Abdulla Ali veio a ser condenado com fundamento em conspiração para homicídio com o emprego de um engenho explosivo artesanal, em prisão perpétua com um mínimo de quarenta anos. Queixou-se ao TEDH que a omni presença da imprensa no primeiro julgamento influenciou o Júri do segundo julgamento e tornou este não equitativo. Em particular, acusou as fontes públicas, nomeadamente magistrados e funcionários de terem tido reuniões secretas (secret briefings) com os jornalistas no sentido de lhes transmitir informações sensíveis e, pela construção da opinião pública, orientarem de modo inalterável o julgamento final.
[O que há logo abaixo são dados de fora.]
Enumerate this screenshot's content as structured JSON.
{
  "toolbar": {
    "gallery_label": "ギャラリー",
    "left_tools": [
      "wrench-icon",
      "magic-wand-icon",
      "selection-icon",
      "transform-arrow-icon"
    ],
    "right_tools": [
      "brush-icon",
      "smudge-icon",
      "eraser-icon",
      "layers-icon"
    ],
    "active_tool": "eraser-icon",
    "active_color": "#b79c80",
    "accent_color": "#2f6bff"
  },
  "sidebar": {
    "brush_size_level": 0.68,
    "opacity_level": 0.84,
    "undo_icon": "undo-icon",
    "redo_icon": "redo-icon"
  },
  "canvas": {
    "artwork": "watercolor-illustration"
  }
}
Foi importante para o estudo do TEDH, o registo por este juiz de primeira instância, responsável pela condução formal do processo, do trabalho que ele desenvolveu. Com efeito, o juiz Henriques estudou a jurisprudência do Reino-Unido em casos semelhantes e escrutinou toda a prova que foi transmitida aos meios de comunicação social. Verificou que muita dela não tinha sido recebida pelo Tribunal ou de alguma forma tramitada pela justiça neste caso concreto. Pelo que, apesar da sua abundância, a maior parte da prova, neste caso particular, não advinha de fugas do sistema judiciário, nem do sistema policial. Aquela que poderia ter-se libertado do sistema era superada por uma prova empregue, de fonte segura, sem difusão pelos media, pelo Tribunal. Pelo que Abdulla iria ser julgado com base em prova não anteriormente (ao julgamento e à condenação) divulgada ao público.

Por outro lado, o juiz Henriques selecionou os jurados. Entrevistou cada um dos elementos do Júri antes do julgamento e perguntou-lhe se tinha conhecimento do caso, como tinha conhecimento de caso e se havia ouvido falar sobre ele e em que medida. A cada resposta afirmativa, afastou o membro do Júri, permanecendo apenas com aqueles que não tinham condições de aceder ao caso por fontes diferentes do Tribunal. Sob prestação de juramento, instou-os a não investigarem em suas casas, por exemplo, na internet ou em outros meios, o caso de que eram jurados. Mostrou-lhes como deveriam referir-se ao caso, explicando-lhes que, no serão, com os familiares ou amigos, diriam “fui nomeado para o júri deste caso, não há nada a dizer” e remeterem-se ao silêncio.

O TEDH admitiu a queixa de Abdulla Ali e observou a posição do Tribunal e do Júri na repetição do julgamento.  A própria anulação oficiosa do anterior julgamento, por não existirem condições de julgar, foi uma medida bem-vinda. O lapso de tempo decorrido entre o primeiro e o segundo julgamento, levou a algum repouso dos ânimos, e foi para o TEDH uma boa medida, assim como foi positivo o facto de não existir uma condenação anterior anulada que se viesse a procurar repetir, a qual certamente implicaria um grande preconceito da parte do Júri. Por fim o escrutínio, uma a uma, das peças de imprensa feito pelo juiz Henriques, a destrinça que este fez da prova válida empregue pelo Tribunal bem como os cuidados que tomou na seleção dos jurados, permitiram concluir que estes abordaram o acto de julgar sem preconceito, e não foi aproveitada prova inválida, por divulgada antes do julgamento e da condenação.

Não existiu, assim, para o TEDH, nenhuma violação do artigo 6º § 1 da CEDH, direito a um julgamento equitativo.